Dam, I need to test steam over flatpak much more. Meanwhile I recognize some log as I have done something similar for the steam profile.

No, flatpak app are fully supported. It is even a full requirement of this project because on a long term basis, more an more applications will run inside flatpak (or similar). The flatpak-app profile has been extensively tested, and works fine for most (more classic) program. Meanwhile, it is hard to write the flatpak-app profile is a way that is both meaningful in term of security and is compatible with any flatpak app.

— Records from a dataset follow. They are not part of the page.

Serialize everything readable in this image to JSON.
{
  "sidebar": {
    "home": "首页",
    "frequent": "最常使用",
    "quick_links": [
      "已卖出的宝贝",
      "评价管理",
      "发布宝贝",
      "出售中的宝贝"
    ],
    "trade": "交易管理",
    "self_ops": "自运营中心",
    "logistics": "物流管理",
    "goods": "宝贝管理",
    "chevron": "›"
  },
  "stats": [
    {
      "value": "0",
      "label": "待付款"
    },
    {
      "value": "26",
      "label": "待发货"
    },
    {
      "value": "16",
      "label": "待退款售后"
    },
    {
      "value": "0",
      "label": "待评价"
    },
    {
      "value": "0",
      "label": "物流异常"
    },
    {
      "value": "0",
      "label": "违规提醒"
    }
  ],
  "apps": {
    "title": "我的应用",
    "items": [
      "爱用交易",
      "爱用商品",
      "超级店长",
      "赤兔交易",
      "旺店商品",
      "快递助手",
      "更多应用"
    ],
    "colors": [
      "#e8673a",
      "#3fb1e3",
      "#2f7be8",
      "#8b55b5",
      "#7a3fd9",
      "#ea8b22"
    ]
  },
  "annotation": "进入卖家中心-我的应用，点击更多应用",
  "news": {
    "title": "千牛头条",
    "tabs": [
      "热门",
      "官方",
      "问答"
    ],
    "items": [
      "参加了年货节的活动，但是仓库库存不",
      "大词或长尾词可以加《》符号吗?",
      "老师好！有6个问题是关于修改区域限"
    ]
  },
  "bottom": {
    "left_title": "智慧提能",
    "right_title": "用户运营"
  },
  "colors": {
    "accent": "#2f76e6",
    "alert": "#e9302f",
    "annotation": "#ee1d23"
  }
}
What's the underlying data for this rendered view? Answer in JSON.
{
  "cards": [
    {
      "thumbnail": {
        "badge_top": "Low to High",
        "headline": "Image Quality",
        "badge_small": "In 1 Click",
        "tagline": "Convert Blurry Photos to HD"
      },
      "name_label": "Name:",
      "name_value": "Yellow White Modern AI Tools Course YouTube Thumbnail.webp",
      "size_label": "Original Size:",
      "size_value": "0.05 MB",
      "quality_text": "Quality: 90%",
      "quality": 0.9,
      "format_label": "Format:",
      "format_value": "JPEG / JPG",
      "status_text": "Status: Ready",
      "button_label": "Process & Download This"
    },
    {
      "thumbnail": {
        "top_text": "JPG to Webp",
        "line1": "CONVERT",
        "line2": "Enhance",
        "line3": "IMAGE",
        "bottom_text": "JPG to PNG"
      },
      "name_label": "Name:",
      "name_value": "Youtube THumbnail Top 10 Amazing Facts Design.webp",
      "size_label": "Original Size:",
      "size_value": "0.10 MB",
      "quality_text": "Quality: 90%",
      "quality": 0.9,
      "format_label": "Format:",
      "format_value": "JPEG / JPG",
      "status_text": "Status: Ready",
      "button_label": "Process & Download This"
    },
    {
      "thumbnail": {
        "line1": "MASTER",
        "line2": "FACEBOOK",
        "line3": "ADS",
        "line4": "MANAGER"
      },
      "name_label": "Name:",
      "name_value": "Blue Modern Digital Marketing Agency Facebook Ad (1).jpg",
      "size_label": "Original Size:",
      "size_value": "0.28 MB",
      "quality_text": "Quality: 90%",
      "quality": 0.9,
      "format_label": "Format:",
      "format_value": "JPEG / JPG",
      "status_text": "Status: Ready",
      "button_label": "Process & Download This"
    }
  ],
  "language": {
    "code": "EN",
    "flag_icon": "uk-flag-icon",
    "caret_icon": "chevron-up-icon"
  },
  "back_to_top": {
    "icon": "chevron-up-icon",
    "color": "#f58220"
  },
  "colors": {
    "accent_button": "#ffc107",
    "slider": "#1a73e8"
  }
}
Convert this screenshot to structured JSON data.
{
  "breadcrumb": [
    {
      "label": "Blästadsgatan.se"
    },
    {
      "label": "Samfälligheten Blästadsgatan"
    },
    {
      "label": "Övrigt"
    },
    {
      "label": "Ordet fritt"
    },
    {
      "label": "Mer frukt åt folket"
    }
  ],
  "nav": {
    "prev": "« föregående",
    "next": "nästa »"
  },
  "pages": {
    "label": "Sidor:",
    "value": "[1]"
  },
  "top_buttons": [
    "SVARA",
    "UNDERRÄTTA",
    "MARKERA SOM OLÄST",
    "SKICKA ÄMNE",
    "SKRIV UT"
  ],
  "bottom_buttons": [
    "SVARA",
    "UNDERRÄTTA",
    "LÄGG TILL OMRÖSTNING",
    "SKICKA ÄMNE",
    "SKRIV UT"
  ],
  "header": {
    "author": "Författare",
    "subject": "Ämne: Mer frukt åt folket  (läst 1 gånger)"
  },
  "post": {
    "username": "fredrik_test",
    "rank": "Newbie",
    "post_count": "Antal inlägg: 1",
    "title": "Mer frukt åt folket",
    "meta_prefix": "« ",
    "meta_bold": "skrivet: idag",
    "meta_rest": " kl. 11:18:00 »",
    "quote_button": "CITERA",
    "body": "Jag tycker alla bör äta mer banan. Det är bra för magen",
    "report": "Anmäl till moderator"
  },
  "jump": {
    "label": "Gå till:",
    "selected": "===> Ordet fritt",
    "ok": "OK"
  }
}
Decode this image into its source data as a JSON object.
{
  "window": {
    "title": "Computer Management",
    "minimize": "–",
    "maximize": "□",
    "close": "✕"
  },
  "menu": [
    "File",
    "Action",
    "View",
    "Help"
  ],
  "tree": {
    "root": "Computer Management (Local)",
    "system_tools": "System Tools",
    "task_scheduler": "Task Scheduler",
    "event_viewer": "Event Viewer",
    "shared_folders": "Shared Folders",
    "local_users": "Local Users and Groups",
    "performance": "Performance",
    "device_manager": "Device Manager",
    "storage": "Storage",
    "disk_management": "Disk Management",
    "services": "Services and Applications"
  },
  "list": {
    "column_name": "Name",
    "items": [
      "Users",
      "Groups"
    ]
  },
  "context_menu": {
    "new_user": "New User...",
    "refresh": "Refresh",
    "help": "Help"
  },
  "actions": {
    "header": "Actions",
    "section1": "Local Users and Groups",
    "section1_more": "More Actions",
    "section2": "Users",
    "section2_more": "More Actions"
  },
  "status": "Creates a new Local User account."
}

NB: You will also have to set user_games_dirs to /mnt/ss-zpool/SteamLibrary in your local tunable

Stoppedpuma commented 2 weeks ago

It might be a good idea to separate flatpak-app into two different profiles such as flatpak-app and flatpak-app-strict. flatpak-app-strict is meant to be locked down and uses the case above where "if it works, it works" type of things where-as the more relaxed flatpak-app has better support for the odd app? I would say it might be worth doing if changes to flatpak-app weaken security too much.

roddhjav commented 2 weeks ago

That is not possible because there is no way to select profile to use. (it would be flatpak work to do on they own side, it is out of scope of flatpak)

Stoppedpuma commented 2 weeks ago

@roddhjav Unrelated to flatpak but I have a question, installing apparmor.d seems to break waydroid without leaving any denial logs? Closest I get to a log is the errors from my terminal when starting waydroid: [gbinder] ERROR: Can't open /dev/binder: No such file or directory Failed to add presence handler: None

How would I go about debugging this?